Everyone has only a limited amount of time to spend on the internet, and countless excellent services are now vying for this time. YouTube cannot afford to disappoint its users, especially now that the alternative Odysee offers content creators to clone their entire YouTube channel and upload it one-to-one to Odysee. What keeps YouTube alive are the many excellent channels. For all these reasons, we will have to keep a close eye on how YouTube develops. I suspect that the watch time is already decreasing. However, I can’t prove this, unfortunately. But the decreasing revenue indicates this – especially because the premium subscribers are increasing very quickly, and the advertising is constantly increasing as well. So how can revenue decrease? That is only possible with falling total watch time by its users.
Valuation
From the very attractive valuation a short time ago at a P/E ratio of below 20, the company has deviated again. It stands at around 24, based on the last 12 months. If the analysts’ estimates are correct, the forward P/E ratio would be 21.
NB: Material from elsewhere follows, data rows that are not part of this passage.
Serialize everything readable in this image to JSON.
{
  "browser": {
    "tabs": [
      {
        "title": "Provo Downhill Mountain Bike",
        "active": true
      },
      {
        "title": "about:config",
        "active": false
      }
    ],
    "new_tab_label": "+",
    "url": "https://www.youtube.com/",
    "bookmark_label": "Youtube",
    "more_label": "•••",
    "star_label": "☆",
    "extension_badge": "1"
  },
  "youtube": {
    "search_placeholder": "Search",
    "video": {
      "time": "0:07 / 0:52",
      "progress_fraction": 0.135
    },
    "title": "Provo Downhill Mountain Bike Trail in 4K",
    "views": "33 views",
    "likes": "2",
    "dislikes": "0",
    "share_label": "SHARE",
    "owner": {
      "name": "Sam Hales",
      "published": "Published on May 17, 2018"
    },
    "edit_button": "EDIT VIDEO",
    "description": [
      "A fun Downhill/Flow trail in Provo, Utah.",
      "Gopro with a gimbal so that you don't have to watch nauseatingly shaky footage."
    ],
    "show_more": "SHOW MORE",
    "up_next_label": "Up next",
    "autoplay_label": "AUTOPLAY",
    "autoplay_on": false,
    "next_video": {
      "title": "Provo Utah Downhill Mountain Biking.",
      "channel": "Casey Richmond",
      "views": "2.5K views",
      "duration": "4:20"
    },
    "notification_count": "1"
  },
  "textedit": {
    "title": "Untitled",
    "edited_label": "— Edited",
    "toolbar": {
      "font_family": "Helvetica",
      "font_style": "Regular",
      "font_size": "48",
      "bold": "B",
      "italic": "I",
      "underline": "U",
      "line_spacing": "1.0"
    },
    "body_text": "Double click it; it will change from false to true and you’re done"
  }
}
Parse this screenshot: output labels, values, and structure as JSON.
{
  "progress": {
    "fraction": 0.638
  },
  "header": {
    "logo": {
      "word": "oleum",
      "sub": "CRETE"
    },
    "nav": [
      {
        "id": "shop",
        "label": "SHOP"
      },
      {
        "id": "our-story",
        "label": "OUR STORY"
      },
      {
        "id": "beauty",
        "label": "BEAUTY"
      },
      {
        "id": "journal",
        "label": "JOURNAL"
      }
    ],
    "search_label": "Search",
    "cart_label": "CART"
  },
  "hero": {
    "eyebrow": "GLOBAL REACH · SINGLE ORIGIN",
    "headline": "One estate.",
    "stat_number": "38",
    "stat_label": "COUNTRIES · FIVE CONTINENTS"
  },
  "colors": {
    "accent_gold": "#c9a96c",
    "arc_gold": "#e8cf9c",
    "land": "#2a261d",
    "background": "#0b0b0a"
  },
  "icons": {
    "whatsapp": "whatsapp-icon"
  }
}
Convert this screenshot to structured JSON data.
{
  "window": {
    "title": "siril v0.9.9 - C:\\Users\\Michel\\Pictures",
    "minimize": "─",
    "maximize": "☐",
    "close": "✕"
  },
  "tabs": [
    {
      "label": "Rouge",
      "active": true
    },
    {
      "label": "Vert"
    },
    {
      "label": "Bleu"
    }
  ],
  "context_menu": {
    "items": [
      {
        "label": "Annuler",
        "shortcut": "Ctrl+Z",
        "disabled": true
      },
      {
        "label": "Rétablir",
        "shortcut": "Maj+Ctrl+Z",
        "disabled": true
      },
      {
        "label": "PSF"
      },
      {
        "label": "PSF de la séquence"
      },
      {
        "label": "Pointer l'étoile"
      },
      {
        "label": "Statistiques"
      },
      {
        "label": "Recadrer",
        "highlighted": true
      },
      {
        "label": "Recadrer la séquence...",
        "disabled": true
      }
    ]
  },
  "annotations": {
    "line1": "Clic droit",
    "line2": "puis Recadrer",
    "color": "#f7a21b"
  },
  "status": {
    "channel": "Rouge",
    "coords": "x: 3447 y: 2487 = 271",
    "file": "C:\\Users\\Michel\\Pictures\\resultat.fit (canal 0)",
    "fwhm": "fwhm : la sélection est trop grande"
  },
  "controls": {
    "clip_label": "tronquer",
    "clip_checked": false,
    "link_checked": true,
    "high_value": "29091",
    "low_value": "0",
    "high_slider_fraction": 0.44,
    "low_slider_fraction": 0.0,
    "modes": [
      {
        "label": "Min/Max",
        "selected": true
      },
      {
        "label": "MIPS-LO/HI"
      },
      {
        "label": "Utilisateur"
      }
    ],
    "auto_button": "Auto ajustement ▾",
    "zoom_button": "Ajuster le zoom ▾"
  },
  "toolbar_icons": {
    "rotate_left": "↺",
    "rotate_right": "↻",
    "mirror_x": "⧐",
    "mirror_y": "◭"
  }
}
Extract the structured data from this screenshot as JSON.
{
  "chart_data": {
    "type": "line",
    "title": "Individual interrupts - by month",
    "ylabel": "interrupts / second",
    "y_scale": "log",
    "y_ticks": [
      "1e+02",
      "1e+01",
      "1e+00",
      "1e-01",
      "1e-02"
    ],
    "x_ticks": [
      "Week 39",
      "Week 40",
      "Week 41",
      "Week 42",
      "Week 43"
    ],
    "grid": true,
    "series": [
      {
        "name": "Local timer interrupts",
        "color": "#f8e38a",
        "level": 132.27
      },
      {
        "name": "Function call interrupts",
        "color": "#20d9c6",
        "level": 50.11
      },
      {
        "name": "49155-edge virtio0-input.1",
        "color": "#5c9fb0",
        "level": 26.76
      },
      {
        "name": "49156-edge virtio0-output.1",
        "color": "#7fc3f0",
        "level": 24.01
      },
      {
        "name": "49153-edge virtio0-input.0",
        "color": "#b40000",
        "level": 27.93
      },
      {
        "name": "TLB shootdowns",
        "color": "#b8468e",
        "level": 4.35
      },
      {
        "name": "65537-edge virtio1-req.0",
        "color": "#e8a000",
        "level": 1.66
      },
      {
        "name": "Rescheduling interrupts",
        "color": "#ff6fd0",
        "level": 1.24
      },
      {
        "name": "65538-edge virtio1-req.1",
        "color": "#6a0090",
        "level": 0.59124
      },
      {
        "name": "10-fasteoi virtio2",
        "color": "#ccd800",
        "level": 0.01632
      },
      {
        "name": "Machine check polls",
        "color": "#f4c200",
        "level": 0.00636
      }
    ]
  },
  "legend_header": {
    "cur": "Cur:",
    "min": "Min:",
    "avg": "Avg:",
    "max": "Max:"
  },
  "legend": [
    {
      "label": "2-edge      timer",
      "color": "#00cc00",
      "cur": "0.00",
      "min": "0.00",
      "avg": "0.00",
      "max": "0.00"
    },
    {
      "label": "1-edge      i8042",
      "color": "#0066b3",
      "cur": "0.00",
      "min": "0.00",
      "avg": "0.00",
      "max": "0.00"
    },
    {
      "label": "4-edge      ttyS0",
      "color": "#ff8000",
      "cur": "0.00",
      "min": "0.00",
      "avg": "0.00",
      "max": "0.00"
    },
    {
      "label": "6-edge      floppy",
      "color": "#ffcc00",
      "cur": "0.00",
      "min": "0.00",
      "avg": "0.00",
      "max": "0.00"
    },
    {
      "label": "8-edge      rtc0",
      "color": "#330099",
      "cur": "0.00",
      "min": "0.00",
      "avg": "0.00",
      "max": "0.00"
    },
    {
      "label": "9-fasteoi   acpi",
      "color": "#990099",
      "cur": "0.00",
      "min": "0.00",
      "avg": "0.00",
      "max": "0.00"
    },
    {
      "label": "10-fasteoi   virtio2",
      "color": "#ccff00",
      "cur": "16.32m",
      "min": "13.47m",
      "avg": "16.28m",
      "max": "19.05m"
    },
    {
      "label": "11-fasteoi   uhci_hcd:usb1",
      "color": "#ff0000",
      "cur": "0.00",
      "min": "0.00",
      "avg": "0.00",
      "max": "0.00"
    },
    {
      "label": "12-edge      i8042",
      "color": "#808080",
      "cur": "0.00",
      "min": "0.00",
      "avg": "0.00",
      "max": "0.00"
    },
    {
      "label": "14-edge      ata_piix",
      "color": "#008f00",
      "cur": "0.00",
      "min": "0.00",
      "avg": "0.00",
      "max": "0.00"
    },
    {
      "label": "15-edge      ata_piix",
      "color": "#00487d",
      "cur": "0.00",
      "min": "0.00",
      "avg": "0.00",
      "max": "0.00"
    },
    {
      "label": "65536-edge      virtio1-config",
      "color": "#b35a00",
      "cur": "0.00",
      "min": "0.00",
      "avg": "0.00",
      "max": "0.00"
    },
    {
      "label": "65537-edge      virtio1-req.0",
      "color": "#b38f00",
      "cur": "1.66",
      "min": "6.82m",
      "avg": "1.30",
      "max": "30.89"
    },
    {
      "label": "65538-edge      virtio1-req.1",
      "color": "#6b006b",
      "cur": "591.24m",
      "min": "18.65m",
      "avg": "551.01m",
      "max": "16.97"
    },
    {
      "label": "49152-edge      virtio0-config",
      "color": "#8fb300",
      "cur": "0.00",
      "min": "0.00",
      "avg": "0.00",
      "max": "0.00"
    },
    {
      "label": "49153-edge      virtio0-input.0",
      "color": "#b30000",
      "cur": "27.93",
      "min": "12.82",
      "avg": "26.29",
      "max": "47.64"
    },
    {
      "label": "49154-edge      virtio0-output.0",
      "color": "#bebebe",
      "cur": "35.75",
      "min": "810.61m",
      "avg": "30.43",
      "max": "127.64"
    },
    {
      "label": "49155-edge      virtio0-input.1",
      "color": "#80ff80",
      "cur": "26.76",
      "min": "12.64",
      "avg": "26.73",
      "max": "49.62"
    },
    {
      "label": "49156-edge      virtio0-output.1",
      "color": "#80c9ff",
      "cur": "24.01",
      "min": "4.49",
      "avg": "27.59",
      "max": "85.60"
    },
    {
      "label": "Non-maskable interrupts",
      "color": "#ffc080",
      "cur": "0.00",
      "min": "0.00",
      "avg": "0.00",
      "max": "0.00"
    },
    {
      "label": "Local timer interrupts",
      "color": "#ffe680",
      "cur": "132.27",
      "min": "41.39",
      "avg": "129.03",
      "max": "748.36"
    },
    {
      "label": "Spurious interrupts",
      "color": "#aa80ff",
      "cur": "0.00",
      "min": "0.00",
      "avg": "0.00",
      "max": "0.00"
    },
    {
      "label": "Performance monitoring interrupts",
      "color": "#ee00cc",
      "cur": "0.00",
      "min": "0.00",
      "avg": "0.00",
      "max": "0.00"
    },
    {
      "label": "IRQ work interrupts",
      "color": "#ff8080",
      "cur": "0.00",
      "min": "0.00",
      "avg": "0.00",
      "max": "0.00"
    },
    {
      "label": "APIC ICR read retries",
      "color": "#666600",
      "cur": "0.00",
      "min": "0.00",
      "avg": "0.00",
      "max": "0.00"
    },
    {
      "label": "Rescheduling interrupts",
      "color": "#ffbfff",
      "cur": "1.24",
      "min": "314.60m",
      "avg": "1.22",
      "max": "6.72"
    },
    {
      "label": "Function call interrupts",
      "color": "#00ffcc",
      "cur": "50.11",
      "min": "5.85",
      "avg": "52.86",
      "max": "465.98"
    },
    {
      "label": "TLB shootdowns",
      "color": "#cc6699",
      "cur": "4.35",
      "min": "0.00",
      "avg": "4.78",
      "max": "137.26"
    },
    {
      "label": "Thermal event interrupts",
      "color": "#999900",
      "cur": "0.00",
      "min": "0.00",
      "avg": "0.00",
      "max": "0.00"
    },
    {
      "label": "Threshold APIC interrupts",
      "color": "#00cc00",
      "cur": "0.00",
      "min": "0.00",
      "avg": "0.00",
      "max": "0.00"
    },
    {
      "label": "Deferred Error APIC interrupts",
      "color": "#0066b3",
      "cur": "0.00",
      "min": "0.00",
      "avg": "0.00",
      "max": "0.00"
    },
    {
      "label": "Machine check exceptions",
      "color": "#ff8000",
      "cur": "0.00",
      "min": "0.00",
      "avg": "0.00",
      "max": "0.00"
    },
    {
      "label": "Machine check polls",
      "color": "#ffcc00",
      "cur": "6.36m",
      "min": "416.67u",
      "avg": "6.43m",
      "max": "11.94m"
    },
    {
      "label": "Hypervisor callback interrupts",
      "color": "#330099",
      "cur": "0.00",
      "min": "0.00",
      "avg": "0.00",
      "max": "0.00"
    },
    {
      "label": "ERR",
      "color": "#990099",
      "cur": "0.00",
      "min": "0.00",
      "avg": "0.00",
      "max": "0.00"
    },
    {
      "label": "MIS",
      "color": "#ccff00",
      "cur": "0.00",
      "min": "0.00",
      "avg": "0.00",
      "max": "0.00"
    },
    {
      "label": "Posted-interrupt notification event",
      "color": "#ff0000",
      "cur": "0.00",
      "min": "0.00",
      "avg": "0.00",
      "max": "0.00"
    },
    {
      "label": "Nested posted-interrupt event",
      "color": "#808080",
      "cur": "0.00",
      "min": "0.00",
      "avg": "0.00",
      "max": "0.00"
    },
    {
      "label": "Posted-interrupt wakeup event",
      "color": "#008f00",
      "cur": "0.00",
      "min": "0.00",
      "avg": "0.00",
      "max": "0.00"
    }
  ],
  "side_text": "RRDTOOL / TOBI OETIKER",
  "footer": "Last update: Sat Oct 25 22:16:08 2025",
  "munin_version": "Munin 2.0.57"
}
According to fastgraphs, the company’s long-term average is a P/E ratio of 26. However, this is of little significance because interest rates were different in the past, the economy was different, and the company’s growth figures were higher. Higher interest rates mean that many companies that use Google to advertise have to cut back significantly on their spending or at least become more cautious. According to fastgraphs, the potential return is just about 10% p.a. if analysts’ estimates are correct, and the company is then trading at a P/E of 21.
Conclusion
The company has many challenges. They have built trust with billions of users through excellent products over the years. But all businesses are now challenged like never before, especially the two revenue streams, Google search and YouTube. I didn’t talk about the cloud, which is growing fast but is still a loss-making business, and there is strong competition too.
I believe it can be very positive for the company in the long term if they lose some market share to competition in the next few years. They have had an unchallenged market position for far too long and rested on it. However, losing some market share will be a wake-up call for the company, and if they make the right decisions, the company will emerge more vital than ever. The company is still in an excellent position with a world-renowned brand, billions of users, extremely high cash flow, heaps of brainpower, and the other bets as aces in the hole.
But given the challenges for the company’s cash cows, I am changing my rating to hold. This does not necessarily mean that I am pessimistic about the stock or I believe it is now permanently on the decline. It means that, from my point of view, there are other companies where I see better opportunities. Or in other words, where I am more certain about the prospects. One reason for my hold rating is also the valuation, which is too high in my view. I am currently only invested here through ETFs, where the company has one of the top positions, so I’m fine with this. As an individual stock, I’m not entirely convinced after the recent rally. I want to see how YouTube develops and the company’s decisions regarding its chatbot, especially monetization. Because I believe that such systems will conquer more and more market share in the future, and at some point, the Google search of today will be outdated in my opinion.
Disclosure: I/we have no stock, option or similar derivative position in any of the companies mentioned, and no plans to initiate any such positions within the next 72 hours. I wrote this article myself, and it expresses my own opinions. I am not receiving compensation for it (other than from Seeking Alpha). I have no business relationship with any company whose stock is mentioned in this article.